BianCang is a traditional Chinese medicine–focused LLM built via a two-stage training pipeline to address the domain gap between TCM and modern AI models. It first performs continual pre-training on a large, curated corpus of TCM and medical knowledge, then applies supervised fine-tuning with a ChP-TCM–based instruction set to align the model with practical diagnostic tasks. Evaluations across 11 test sets and 4 tasks show that BianCang consistently outperforms open-source baselines of similar scale and rivals larger models on key TCM and medical benchmarks, while also delivering strong subjective assessments of professionalism and safety. By open-sourcing the ChP-TCM data and the model, the work provides a valuable resource for advancing domain-specific LLMs in TCM and offers a practical framework for integrating traditional knowledge with modern AI assistance, with careful attention to ethics and safety.

Abstract

The surge of large language models (LLMs) has driven significant progress in medical applications, including traditional Chinese medicine (TCM). However, current medical LLMs struggle with TCM diagnosis and syndrome differentiation due to substantial differences between TCM and modern medical theory, and the scarcity of specialized, high-quality corpora.
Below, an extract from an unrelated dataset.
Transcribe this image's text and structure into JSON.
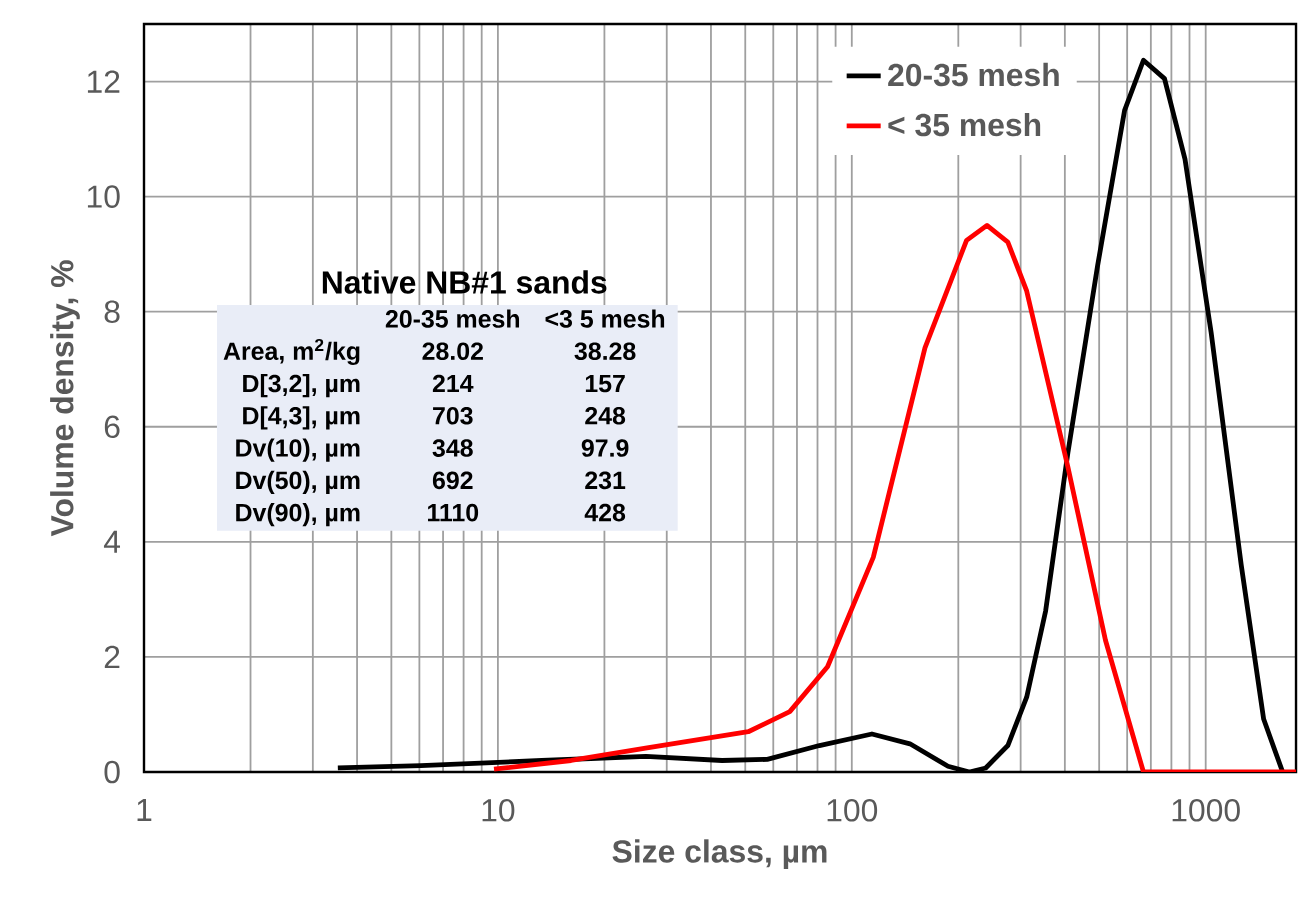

To this end, in this paper we propose BianCang, a TCM-specific LLM, using a two-stage training process that first injects domain-specific knowledge and then aligns it through targeted stimulation to enhance diagnostic and differentiation capabilities. Specifically, we constructed pre-training corpora, instruction-aligned datasets based on real hospital records, and the ChP-TCM dataset derived from the Pharmacopoeia of the People's Republic of China. We compiled extensive TCM and medical corpora for continual pre-training and supervised fine-tuning, building a comprehensive dataset to refine the model's understanding of TCM. Evaluations across 11 test sets involving 31 models and 4 tasks demonstrate the effectiveness of BianCang, offering valuable insights for future research. Code, datasets, and models are available on https://github.com/QLU-NLP/BianCang.

Paper Structure

This paper contains 16 sections, 2 equations, 3 figures, 5 tables.

Figures (3)

  • Figure 1: Different diagnostic processes of TCM and modern medicine for the same medical record. Modern medicine relies on the chief complaint and auxiliary examination on the T-wave through electrocardiograms, diagnosing the patient based on specific value changes and trends. In contrast, TCM interprets the patient's chief complaint and diagnostic information from the four diagnostic methods within a unique Yin-Yang framework, identifying underlying causes and synthesizing the findings to determine the syndrome type. While modern medicine depends on quantifiable data, TCM is more abstract and experience-based.
  • Figure 2: The overall flowchart of constructing BianCang. In the first stage, extensive traditional Chinese medicine and medical knowledge is injected into the foundational model through continual pre-training. In the second stage, supervised fine-tuning is applied to activate and align the internal knowledge of the model.
  • Figure 3: Subjective evaluation results of BianCang-Qwen2.5-7B-Instruct and other baseline models in terms of professionalism, fluency, and safety. The test dataset used is BC-Analytical.